Für das reibungslose Funktionieren des Kniegelenks ist die Kniescheibe mit ihren Verbindungen zur Beinmuskulatur von entscheidender Bedeutung.  Wird sie geschädigt, ist das nicht nur sehr schmerzhaft, sondern wirkt sich auch nachteilig auf die Beweglichkeit des Gelenkes aus. Besonders unangenehm wird es für Betroffene mit Kniegelenk-Arthrose.  Diese Gruppe muss doppelt leiden. Es ist nicht nur der Gelenkknorpel geschädigt, sondern auch  die Kniescheibe mit dem anhängenden Bänderapparat. Forscher aus Spanien interessierte es, ob dieser Gruppe von besonders Betroffenen mit Kniegelenkproblemen auch mit Gelenkschutzstoffen wie den Chondroprotektiva geholfen werden kann.

 Von den Chondroprotektiva ist bislang bekannt, dass sie sich günstig auf das Fortschreiten der arthrotischen Veränderungen im Kniegelenk auswirken. Ob das auch für die geschädigte Kniescheibe gilt, war bisher nicht klar. Deshalb behandelten die Ärzte Menschen mit Kniegelenk-Arthrose und Degeneration der Kniescheibe mit dem Gelenkschutzstoff Glucosamin.  Sie maßen nicht nur die Verbesserung der Beweglichkeit und der Schmerzen, sondern auch mit der hochmodernen Magnet-Resonanz-Methode die Stabilisierung der Kniescheibe. Da schnelle Verbesserungen bei dieser chronischen Verschleißerkrankung nicht zu erwarten sind, wurden die Messungen vor der Behandlung und 6 Monate nach Behandlungsbeginn durchgeführt. Die Ergebnisse waren umso beeindruckender. Im Vergleich zur Kontrollgruppe, die kein Chondroprotektivum erhielt, wurden die Schmerzen und die Beweglichkeit deutlich in diesem Zeitraum verbessert.  Auch die Magnet-Resonanz-Untersuchungen der Kniescheibe ergaben verbesserte Werte.  Die Forscher schließen aus ihren Untersuchungen, dass der Gelenkschutzschutzstoff Glucosamin nicht nur die Symptome der Arthrose im Kniegelenk bessert, sondern auch stabilisierend in das Abnutzungsgeschehen eingreift.  Für Betroffenen mit Kniegelenkverschleiß steht in Deutschland ArtVitum® zur Verfügung. ArtVitum® ist eines der wenigen Produkte, das bei empfohlener Einnahme von morgens und abends je 2 Tabletten die notwendige optimale Tagesdosis von GlucosaminHCl (1500mg) und Chondroitinsulfat (800mg) erreicht. Damit können die in den intensiven Forschungsstudien erzielten  Ergebnisse zum Knorpelschutz und zur Schmerzminderung bei Arthrose auf dieses Produkt  übertragen werden. Aufgrund  dieser Eigenschaften ist  ArtVitum® nicht durch andere, scheinbar ähnliche Produkte ersetzbar. Ein Monat Schutz der Gelenke kostet nur 29,50€. ArtVitum® ist eine ergänzend bilanzierte Diät zur ernährungsphysiologischen Behandlung von Arthrose.

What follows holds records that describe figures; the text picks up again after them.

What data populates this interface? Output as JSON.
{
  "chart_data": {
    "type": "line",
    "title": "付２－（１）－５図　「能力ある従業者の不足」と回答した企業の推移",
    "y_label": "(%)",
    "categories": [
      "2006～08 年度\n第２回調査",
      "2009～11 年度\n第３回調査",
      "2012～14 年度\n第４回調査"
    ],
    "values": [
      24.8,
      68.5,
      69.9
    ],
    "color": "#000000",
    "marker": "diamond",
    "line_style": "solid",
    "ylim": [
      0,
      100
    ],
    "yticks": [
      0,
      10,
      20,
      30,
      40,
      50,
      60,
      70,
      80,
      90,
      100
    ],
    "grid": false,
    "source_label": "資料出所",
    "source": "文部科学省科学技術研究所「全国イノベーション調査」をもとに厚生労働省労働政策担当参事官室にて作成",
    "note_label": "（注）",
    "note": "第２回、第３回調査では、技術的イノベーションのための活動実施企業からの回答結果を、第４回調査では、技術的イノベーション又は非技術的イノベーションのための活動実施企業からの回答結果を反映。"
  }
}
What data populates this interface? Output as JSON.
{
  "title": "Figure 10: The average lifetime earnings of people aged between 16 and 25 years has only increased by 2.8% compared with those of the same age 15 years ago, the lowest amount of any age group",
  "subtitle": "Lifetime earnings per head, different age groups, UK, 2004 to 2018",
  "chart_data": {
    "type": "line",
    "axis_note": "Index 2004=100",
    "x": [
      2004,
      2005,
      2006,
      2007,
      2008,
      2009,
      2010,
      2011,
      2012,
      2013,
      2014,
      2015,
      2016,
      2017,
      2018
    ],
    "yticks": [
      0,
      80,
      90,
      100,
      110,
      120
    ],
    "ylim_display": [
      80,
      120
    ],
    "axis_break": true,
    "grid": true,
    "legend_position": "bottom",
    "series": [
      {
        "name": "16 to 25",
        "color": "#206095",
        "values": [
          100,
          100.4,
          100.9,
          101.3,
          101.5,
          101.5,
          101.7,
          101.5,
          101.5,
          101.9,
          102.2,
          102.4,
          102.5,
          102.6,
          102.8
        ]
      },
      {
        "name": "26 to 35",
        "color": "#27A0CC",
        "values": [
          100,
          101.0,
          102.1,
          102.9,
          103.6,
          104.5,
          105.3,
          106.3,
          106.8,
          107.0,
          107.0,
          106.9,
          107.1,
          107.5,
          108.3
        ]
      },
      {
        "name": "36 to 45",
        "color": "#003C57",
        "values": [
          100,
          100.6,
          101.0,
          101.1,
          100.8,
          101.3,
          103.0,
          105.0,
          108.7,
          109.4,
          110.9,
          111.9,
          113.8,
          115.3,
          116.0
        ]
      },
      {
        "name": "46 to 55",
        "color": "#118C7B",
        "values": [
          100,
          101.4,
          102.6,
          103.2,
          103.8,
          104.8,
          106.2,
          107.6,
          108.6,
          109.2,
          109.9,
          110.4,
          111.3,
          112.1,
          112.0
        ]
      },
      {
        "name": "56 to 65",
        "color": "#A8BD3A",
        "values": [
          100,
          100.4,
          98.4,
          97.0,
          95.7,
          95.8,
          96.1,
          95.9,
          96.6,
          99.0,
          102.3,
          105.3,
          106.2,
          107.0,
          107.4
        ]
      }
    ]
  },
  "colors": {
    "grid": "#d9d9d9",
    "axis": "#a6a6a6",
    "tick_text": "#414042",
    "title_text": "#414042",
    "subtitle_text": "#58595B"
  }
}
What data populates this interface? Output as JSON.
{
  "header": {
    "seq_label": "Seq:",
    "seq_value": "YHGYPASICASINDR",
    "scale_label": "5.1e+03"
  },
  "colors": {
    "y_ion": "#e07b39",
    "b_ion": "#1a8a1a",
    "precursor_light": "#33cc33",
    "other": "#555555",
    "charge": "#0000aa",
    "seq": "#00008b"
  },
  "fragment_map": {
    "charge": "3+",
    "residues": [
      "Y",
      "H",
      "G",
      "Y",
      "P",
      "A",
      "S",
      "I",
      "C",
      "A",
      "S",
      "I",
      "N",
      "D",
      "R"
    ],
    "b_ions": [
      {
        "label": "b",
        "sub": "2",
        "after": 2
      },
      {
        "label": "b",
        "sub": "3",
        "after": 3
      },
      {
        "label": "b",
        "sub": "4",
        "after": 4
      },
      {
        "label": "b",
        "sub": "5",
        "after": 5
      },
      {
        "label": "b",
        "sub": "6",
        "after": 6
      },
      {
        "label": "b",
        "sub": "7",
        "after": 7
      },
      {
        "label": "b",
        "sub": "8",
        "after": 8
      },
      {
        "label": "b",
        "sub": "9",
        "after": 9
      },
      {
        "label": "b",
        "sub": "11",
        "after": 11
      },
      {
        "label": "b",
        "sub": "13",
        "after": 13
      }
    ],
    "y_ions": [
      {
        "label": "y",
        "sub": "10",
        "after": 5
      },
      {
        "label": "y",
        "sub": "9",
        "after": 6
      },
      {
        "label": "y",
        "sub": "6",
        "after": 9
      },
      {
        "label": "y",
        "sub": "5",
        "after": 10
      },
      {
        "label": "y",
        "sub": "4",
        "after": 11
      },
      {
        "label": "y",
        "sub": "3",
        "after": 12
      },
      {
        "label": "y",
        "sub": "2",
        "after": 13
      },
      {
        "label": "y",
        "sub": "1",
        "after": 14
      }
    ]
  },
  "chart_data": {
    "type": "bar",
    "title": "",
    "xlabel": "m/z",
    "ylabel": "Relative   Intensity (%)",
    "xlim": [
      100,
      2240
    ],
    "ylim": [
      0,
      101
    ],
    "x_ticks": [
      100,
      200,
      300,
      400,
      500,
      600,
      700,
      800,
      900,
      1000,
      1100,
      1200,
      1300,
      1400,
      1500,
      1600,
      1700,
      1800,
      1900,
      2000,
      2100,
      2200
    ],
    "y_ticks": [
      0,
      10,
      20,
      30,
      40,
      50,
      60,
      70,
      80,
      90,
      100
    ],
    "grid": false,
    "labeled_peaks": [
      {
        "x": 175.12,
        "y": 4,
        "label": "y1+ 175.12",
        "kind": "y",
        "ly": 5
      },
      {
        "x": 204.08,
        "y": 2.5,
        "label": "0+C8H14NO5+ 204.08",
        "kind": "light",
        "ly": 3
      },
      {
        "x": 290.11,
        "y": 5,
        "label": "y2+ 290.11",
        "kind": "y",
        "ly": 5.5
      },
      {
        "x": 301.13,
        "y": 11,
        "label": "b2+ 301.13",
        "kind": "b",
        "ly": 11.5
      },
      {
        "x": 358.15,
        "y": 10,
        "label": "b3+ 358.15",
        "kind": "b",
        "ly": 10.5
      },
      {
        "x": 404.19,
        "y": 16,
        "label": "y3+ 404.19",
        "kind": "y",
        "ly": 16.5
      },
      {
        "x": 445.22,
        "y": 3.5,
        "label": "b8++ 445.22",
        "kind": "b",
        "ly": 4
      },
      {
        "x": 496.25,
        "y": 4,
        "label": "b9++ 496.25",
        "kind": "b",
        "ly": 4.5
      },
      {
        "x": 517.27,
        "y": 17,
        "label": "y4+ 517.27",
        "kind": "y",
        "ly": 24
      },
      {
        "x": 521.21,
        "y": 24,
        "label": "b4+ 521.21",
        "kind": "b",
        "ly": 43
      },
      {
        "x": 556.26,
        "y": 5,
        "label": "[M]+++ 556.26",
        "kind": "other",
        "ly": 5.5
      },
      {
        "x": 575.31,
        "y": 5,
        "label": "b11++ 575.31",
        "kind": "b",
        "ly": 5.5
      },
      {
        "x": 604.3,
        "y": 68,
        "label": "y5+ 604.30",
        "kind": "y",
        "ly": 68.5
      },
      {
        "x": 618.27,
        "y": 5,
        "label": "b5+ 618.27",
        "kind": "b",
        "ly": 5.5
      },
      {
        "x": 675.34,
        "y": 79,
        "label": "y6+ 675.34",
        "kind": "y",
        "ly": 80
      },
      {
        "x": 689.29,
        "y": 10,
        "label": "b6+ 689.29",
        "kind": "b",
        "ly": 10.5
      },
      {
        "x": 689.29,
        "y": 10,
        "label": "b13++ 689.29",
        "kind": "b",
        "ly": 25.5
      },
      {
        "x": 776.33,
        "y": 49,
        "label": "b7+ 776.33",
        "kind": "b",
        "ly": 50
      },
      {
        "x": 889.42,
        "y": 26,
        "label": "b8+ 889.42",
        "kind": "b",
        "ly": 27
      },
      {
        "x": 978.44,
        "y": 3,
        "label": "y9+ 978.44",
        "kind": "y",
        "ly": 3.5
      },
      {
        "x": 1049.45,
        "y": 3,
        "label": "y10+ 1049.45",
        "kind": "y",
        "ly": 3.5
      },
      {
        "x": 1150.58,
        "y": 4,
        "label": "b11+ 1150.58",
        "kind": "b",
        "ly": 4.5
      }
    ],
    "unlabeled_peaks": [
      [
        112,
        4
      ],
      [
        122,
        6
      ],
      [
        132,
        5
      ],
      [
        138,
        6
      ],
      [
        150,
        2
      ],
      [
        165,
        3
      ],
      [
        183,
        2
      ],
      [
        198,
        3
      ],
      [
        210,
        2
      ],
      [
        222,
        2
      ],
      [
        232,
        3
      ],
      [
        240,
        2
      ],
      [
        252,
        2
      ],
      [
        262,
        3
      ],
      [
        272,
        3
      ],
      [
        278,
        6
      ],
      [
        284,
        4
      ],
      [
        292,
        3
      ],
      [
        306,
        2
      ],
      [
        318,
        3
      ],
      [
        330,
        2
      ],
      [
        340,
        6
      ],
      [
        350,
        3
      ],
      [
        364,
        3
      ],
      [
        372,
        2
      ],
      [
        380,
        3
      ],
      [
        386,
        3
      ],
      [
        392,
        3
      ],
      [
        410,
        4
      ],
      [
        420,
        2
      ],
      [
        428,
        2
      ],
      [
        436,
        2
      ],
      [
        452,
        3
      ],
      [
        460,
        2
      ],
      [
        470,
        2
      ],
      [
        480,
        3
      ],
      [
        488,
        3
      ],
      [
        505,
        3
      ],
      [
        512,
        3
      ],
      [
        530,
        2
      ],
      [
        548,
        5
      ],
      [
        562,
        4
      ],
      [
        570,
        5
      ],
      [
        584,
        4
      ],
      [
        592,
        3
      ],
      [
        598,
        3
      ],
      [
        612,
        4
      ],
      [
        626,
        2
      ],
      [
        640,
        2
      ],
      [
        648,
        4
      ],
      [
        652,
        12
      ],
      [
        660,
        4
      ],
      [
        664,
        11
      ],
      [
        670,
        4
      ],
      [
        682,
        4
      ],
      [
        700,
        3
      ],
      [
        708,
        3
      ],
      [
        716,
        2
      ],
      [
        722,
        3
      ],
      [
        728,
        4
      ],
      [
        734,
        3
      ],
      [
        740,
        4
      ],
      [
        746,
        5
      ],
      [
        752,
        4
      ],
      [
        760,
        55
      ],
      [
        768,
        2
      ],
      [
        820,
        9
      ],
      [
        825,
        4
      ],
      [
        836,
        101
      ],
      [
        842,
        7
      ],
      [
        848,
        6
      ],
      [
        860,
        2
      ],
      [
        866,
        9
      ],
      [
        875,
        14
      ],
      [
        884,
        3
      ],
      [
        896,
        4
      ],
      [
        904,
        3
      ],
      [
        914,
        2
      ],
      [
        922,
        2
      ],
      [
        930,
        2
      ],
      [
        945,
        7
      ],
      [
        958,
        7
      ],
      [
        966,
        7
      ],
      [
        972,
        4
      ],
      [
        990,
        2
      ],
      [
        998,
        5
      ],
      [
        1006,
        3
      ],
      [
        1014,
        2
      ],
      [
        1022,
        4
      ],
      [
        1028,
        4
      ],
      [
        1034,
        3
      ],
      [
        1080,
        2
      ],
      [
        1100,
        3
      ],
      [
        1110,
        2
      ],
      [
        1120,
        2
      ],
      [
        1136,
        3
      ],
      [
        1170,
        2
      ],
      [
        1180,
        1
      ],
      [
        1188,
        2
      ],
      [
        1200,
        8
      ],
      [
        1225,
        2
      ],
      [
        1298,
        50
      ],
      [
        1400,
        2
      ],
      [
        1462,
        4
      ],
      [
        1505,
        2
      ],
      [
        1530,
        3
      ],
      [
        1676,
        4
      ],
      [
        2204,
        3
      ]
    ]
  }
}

Artvitum®  (PZN 4604249) ist in Apotheken, ausgewählten Gesundheitszentren und direkt bei der Firma zu 29,50€ für einen Monat erhältlich. Wegen der besonderen Zusammensetzung und Dosierung ist ArtVitum® nicht durch andere, häufig unterdosierte Produkte austauschbar. Jede Apotheke kann ArtVitum®  auch in der günstigen 3-Monatspackung (PZN 0241465) und 6-Monatspackung (PZN  0241471) ohne Zusatzaufwand direkt bei Navitum Pharma versandkostenfrei für die Kunden bestellen. Auch können sich die Kunden direkt an die Firma wenden.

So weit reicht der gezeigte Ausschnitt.